Details of the CRISPR-Cas9 system and its ability to introduce precise and apparently permanent changes to the genetic code were first published in 2013. Developed from a bacterial system that confers anti-viral protection, the ingenious CRISPR system uses the DNA-cleaving Cas9 enzyme bound to an RNA guide that directs it to the site of interest in the genome and a DNA template strand to direct cellular DNA repair – effectively removing a specific DNA section and replacing it with another.
Last month the first exemplar of therapeutic application of genome editing using the CRISPR system in a mouse was published in Nature Biotechnology. Adult mice with the murine form of hereditary tyrosinemia type I (HTI), a rare and severe genetic metabolic disease caused by mutation of the gene that encodes the enzyme fumarylacetoacetate hydrolase (FAH) were treated with a CRISPR construct including the healthy gene sequence, administered via high-pressure injections.
The gene sequence was corrected in about 1 in every 250 hepatocytes (liver cells), which subsequently proliferated until they comprised around a third of the total hepatocytes and provided an effective cure. Normally HTI prevents the metabolism of the amino acid tyrosine, which accumulates and can cause liver failure; it can be treated with a drug that blocks tyrosine production and a special diet. However, the mice who received genome editing survived in the absence of this previously essential drug treatment.
These results are an important step towards the goal of successful, long-term gene therapy to treat serious genetic diseases in humans, and underline the potential of the CRISPR-Cas9 system as a tool for genome editing.

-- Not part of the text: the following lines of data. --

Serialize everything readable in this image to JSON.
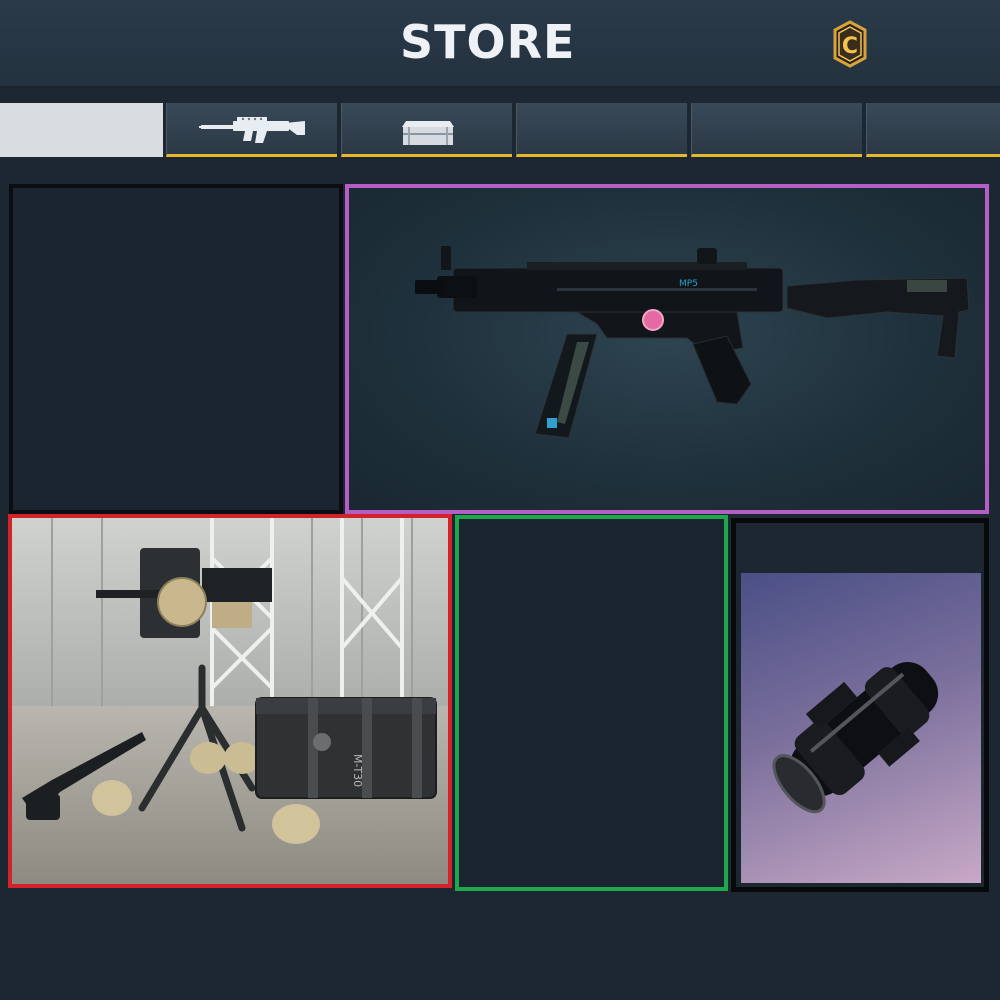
{
  "header": {
    "title": "STORE",
    "currency_icon": "cod-coin-icon",
    "currency_letter": "C"
  },
  "tabs": [
    {
      "id": "featured",
      "icon": "",
      "active": true
    },
    {
      "id": "weapons",
      "icon": "assault-rifle-icon",
      "active": false
    },
    {
      "id": "crates",
      "icon": "crate-icon",
      "active": false
    },
    {
      "id": "tab-4",
      "icon": "",
      "active": false
    },
    {
      "id": "tab-5",
      "icon": "",
      "active": false
    },
    {
      "id": "tab-6",
      "icon": "",
      "active": false
    }
  ],
  "panels": {
    "mp5": {
      "icon": "submachine-gun-icon",
      "border_color": "#b55ec5"
    },
    "sentry": {
      "icon": "sentry-turret-icon",
      "border_color": "#d2232a",
      "case_label": "M-T30"
    },
    "empty": {
      "border_color": "#1fa84b"
    },
    "scope": {
      "icon": "scope-attachment-icon",
      "border_color": "#08090b"
    }
  },
  "colors": {
    "background": "#1c2731",
    "tab_accent": "#e6b82a"
  }
}
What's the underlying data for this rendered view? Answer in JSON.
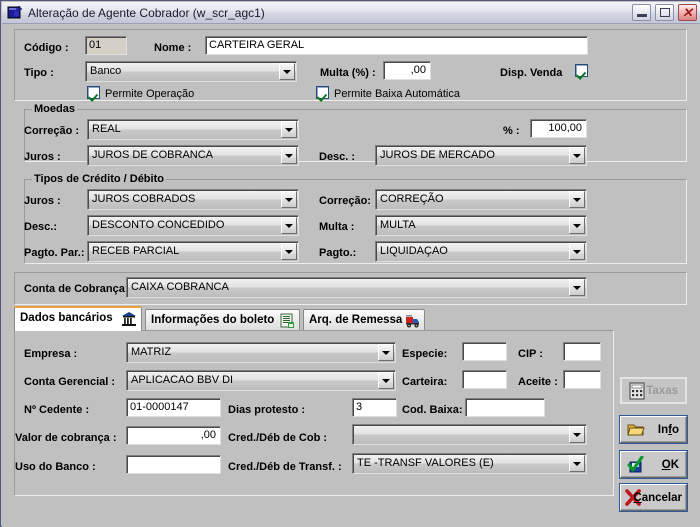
{
  "window": {
    "title": "Alteração de Agente Cobrador (w_scr_agc1)",
    "icon": "app-window-icon",
    "minimize": "minimize-icon",
    "maximize": "maximize-icon",
    "close": "close-icon"
  },
  "form": {
    "codigo_label": "Código :",
    "codigo_value": "01",
    "nome_label": "Nome :",
    "nome_value": "CARTEIRA GERAL",
    "tipo_label": "Tipo :",
    "tipo_value": "Banco",
    "multa_label": "Multa (%) :",
    "multa_value": ",00",
    "disp_venda_label": "Disp. Venda",
    "disp_venda_checked": true,
    "permite_operacao_label": "Permite Operação",
    "permite_operacao_checked": true,
    "permite_baixa_label": "Permite Baixa Automática",
    "permite_baixa_checked": true
  },
  "moedas": {
    "group_title": "Moedas",
    "correcao_label": "Correção :",
    "correcao_value": "REAL",
    "pct_label": "% :",
    "pct_value": "100,00",
    "juros_label": "Juros :",
    "juros_value": "JUROS DE COBRANCA",
    "desc_label": "Desc. :",
    "desc_value": "JUROS DE MERCADO"
  },
  "tipos_credito": {
    "group_title": "Tipos de Crédito / Débito",
    "juros_label": "Juros :",
    "juros_value": "JUROS COBRADOS",
    "correcao_label": "Correção:",
    "correcao_value": "CORREÇÃO",
    "desc_label": "Desc.:",
    "desc_value": "DESCONTO CONCEDIDO",
    "multa_label": "Multa :",
    "multa_value": "MULTA",
    "pagto_par_label": "Pagto. Par.:",
    "pagto_par_value": "RECEB PARCIAL",
    "pagto_label": "Pagto.:",
    "pagto_value": "LIQUIDAÇAO"
  },
  "conta_cobranca": {
    "label": "Conta de Cobrança:",
    "value": "CAIXA COBRANCA"
  },
  "tabs": [
    {
      "label": "Dados bancários",
      "icon": "bank-icon",
      "active": true
    },
    {
      "label": "Informações do boleto",
      "icon": "document-icon",
      "active": false
    },
    {
      "label": "Arq. de Remessa",
      "icon": "truck-icon",
      "active": false
    }
  ],
  "dados_bancarios": {
    "empresa_label": "Empresa :",
    "empresa_value": "MATRIZ",
    "especie_label": "Especie:",
    "especie_value": "",
    "cip_label": "CIP :",
    "cip_value": "",
    "conta_gerencial_label": "Conta Gerencial :",
    "conta_gerencial_value": "APLICACAO BBV DI",
    "carteira_label": "Carteira:",
    "carteira_value": "",
    "aceite_label": "Aceite :",
    "aceite_value": "",
    "cedente_label": "Nº Cedente :",
    "cedente_value": "01-0000147",
    "dias_protesto_label": "Dias protesto :",
    "dias_protesto_value": "3",
    "cod_baixa_label": "Cod. Baixa:",
    "cod_baixa_value": "",
    "valor_cobranca_label": "Valor de cobrança :",
    "valor_cobranca_value": ",00",
    "cred_deb_cob_label": "Cred./Déb de Cob :",
    "cred_deb_cob_value": "",
    "uso_banco_label": "Uso do Banco :",
    "uso_banco_value": "",
    "cred_deb_transf_label": "Cred./Déb de Transf. :",
    "cred_deb_transf_value": "TE -TRANSF VALORES (E)"
  },
  "buttons": {
    "taxas": {
      "label": "Taxas",
      "icon": "calculator-icon",
      "disabled": true
    },
    "info": {
      "label": "Info",
      "icon": "folder-icon",
      "disabled": false
    },
    "ok": {
      "label": "OK",
      "icon": "check-disk-icon",
      "disabled": false
    },
    "cancelar": {
      "label": "Cancelar",
      "icon": "red-x-icon",
      "disabled": false
    }
  },
  "colors": {
    "window_bg": "#c0c0c0",
    "accent_tab": "#e8a33d",
    "field_bg": "#ffffff",
    "readonly_bg": "#d4d0c8",
    "check_green": "#0a7a20",
    "close_red": "#a01c1c"
  }
}
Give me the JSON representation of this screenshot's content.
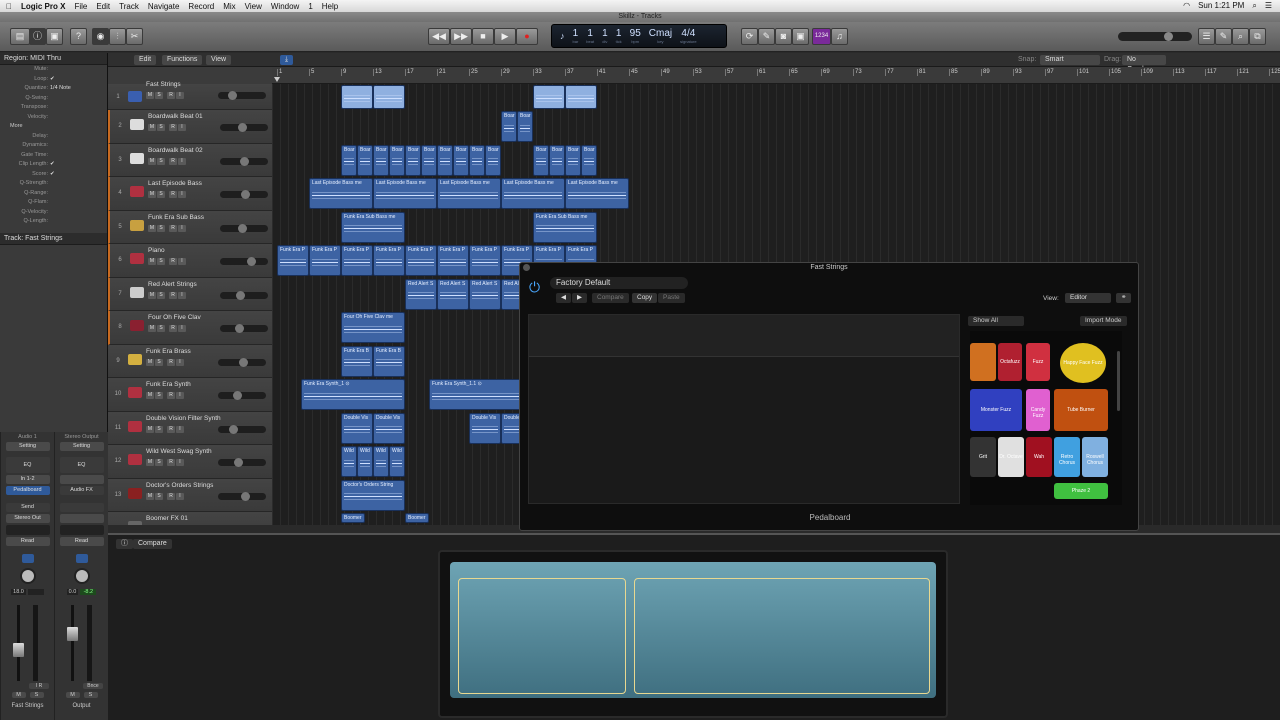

The new patent includes description of how the system could be used to treat specific genetic diseases, including many that lack effective treatments. Researchers in many different laboratories are already enthusiastically using and customising it, and will be hoping the patent will not prove a barrier. Encouragingly, Broad Institute director Eric Lander said: “Consistent with the Broad’s mission to accelerate the understanding and treatment of disease, we are committed to empowering the global research community by making this technology broadly available to scientists for research around the world”. This suggests that licensing arrangements for the technology should not be prohibitively expensive or in other ways likely to limit widespread application.